Findings for the EX/RP subgroup were consistent with the full model. The combined variance of female gender, more comorbid conditions, more past SRI trials and lower QoL for EX/RP was large (R2
=55.2%). Yet the effect sizes for these individual factors were small to medium. This may explain the inconsistency between prior studies where the range of possible predictors examined was not as broad. Our results suggest that monitoring for a combination of risk factors is required to identify OCD patients at risk for poor EX/RP outcome.
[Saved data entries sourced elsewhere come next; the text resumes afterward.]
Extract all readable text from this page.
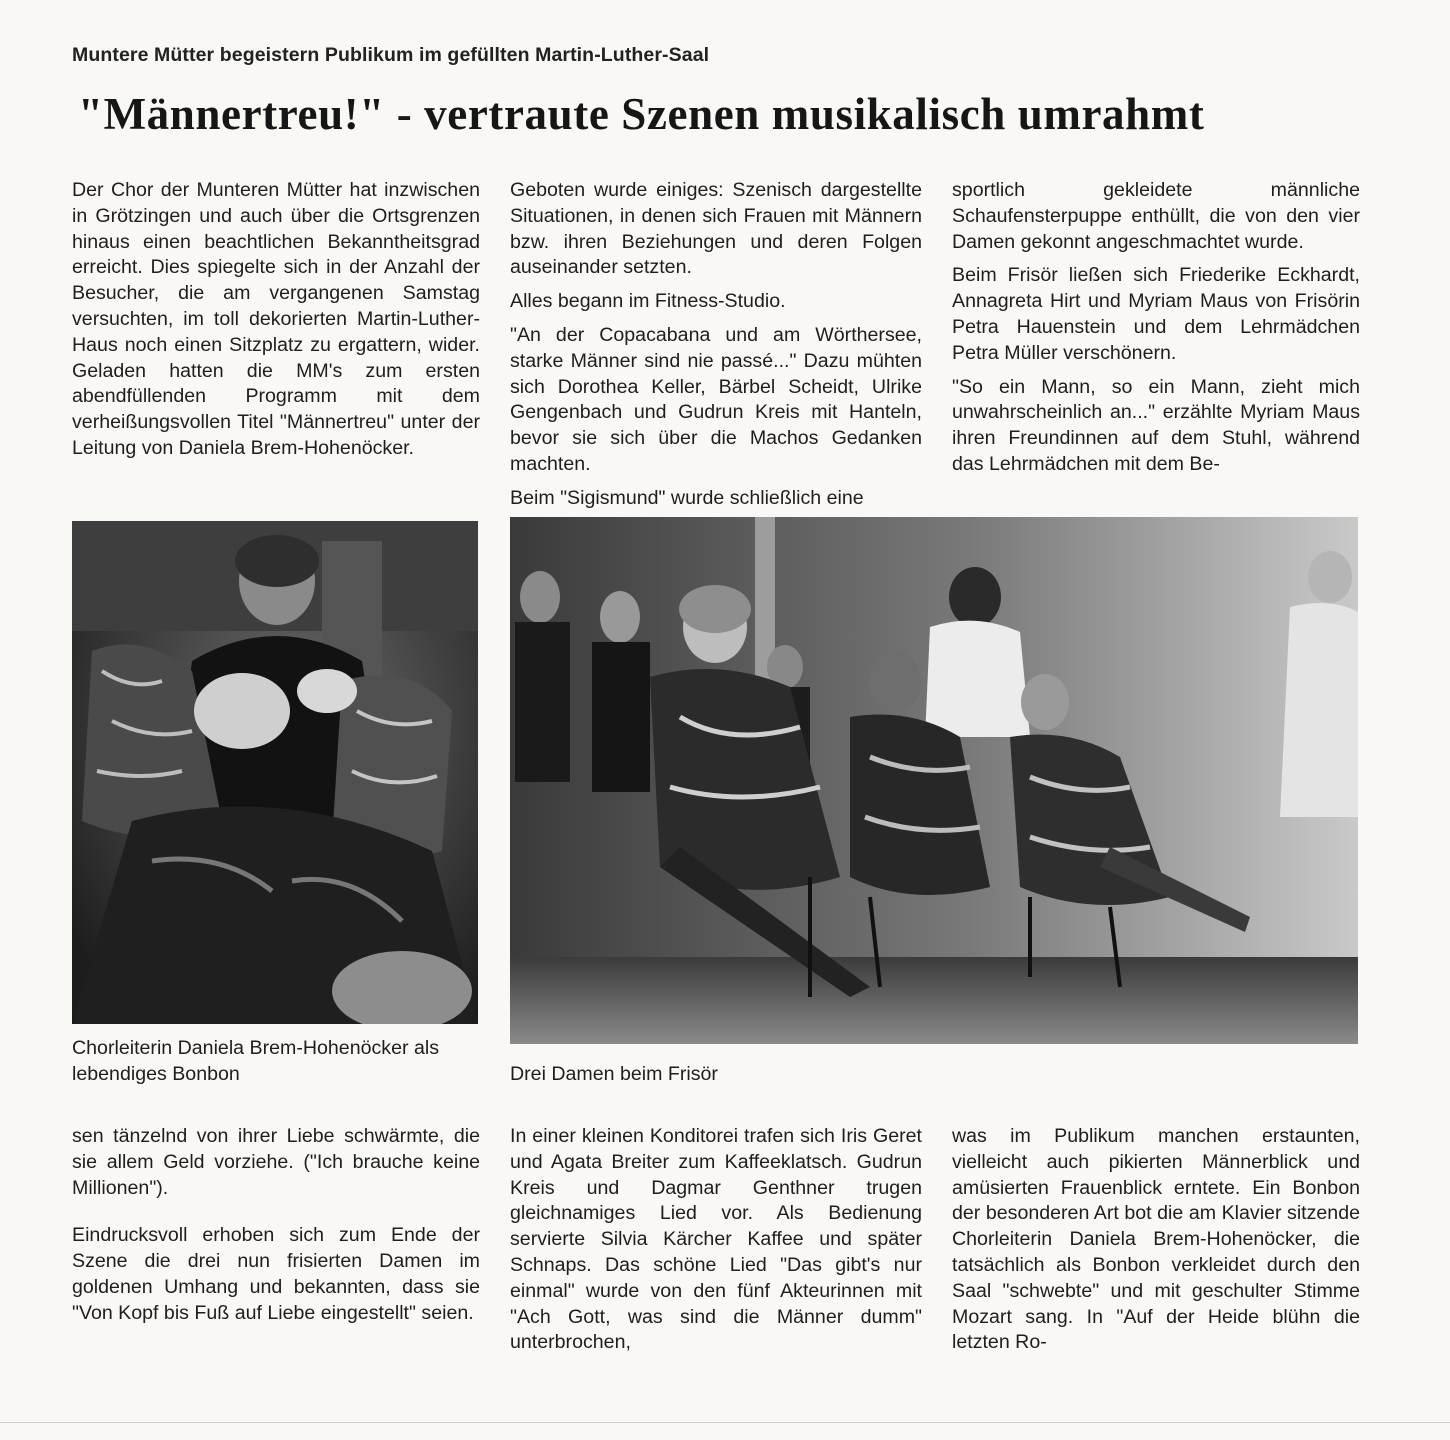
Muntere Mütter begeistern Publikum im gefüllten Martin-Luther-Saal
"Männertreu!" - vertraute Szenen musikalisch umrahmt

Der Chor der Munteren Mütter hat inzwischen in Grötzingen und auch über die Ortsgrenzen hinaus einen beachtlichen Bekanntheitsgrad erreicht. Dies spiegelte sich in der Anzahl der Besucher, die am vergangenen Samstag versuchten, im toll dekorierten Martin-Luther-Haus noch einen Sitzplatz zu ergattern, wider. Geladen hatten die MM's zum ersten abendfüllenden Programm mit dem verheißungsvollen Titel "Männertreu" unter der Leitung von Daniela Brem-Hohenöcker.

Geboten wurde einiges: Szenisch dargestellte Situationen, in denen sich Frauen mit Männern bzw. ihren Beziehungen und deren Folgen auseinander setzten.

Alles begann im Fitness-Studio.

"An der Copacabana und am Wörthersee, starke Männer sind nie passé..." Dazu mühten sich Dorothea Keller, Bärbel Scheidt, Ulrike Gengenbach und Gudrun Kreis mit Hanteln, bevor sie sich über die Machos Gedanken machten.

Beim "Sigismund" wurde schließlich eine

sportlich gekleidete männliche Schaufensterpuppe enthüllt, die von den vier Damen gekonnt angeschmachtet wurde.

Beim Frisör ließen sich Friederike Eckhardt, Annagreta Hirt und Myriam Maus von Frisörin Petra Hauenstein und dem Lehrmädchen Petra Müller verschönern.

"So ein Mann, so ein Mann, zieht mich unwahrscheinlich an..." erzählte Myriam Maus ihren Freundinnen auf dem Stuhl, während das Lehrmädchen mit dem Be-

Chorleiterin Daniela Brem-Hohenöcker als lebendiges Bonbon	Drei Damen beim Frisör

sen tänzelnd von ihrer Liebe schwärmte, die sie allem Geld vorziehe. ("Ich brauche keine Millionen").

Eindrucksvoll erhoben sich zum Ende der Szene die drei nun frisierten Damen im goldenen Umhang und bekannten, dass sie "Von Kopf bis Fuß auf Liebe eingestellt" seien.

In einer kleinen Konditorei trafen sich Iris Geret und Agata Breiter zum Kaffeeklatsch. Gudrun Kreis und Dagmar Genthner trugen gleichnamiges Lied vor. Als Bedienung servierte Silvia Kärcher Kaffee und später Schnaps. Das schöne Lied "Das gibt's nur einmal" wurde von den fünf Akteurinnen mit "Ach Gott, was sind die Männer dumm" unterbrochen,

was im Publikum manchen erstaunten, vielleicht auch pikierten Männerblick und amüsierten Frauenblick erntete. Ein Bonbon der besonderen Art bot die am Klavier sitzende Chorleiterin Daniela Brem-Hohenöcker, die tatsächlich als Bonbon verkleidet durch den Saal "schwebte" und mit geschulter Stimme Mozart sang. In "Auf der Heide blühn die letzten Ro-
For example, patients with one comorbid condition, one past SRI-trial, and the mean score on QoL (QLESQ=55.77 vs. 78.91 for healthy controls (Huppert et al., 2009
) had on average a post-treatment YBOCS score over 5 points higher (a clinically meaningful increase) than patients without these risk factors. Many patients in this study had several past SRI trials, comorbid conditions, and lower than average QoL, putting them at significant risk for poor EX/RP outcomes.
Future research will need to replicate these findings and should consider whether patients with multiple risk factors can benefit from a multi-modular intervention to target each risk factor impeding EX/RP outcome. Our data suggest that such an intervention should include evidence-based treatments targeting comorbidity, interventions to enhance QoL, and psycho-education regarding the effectiveness of EX/RP for medication non-responders.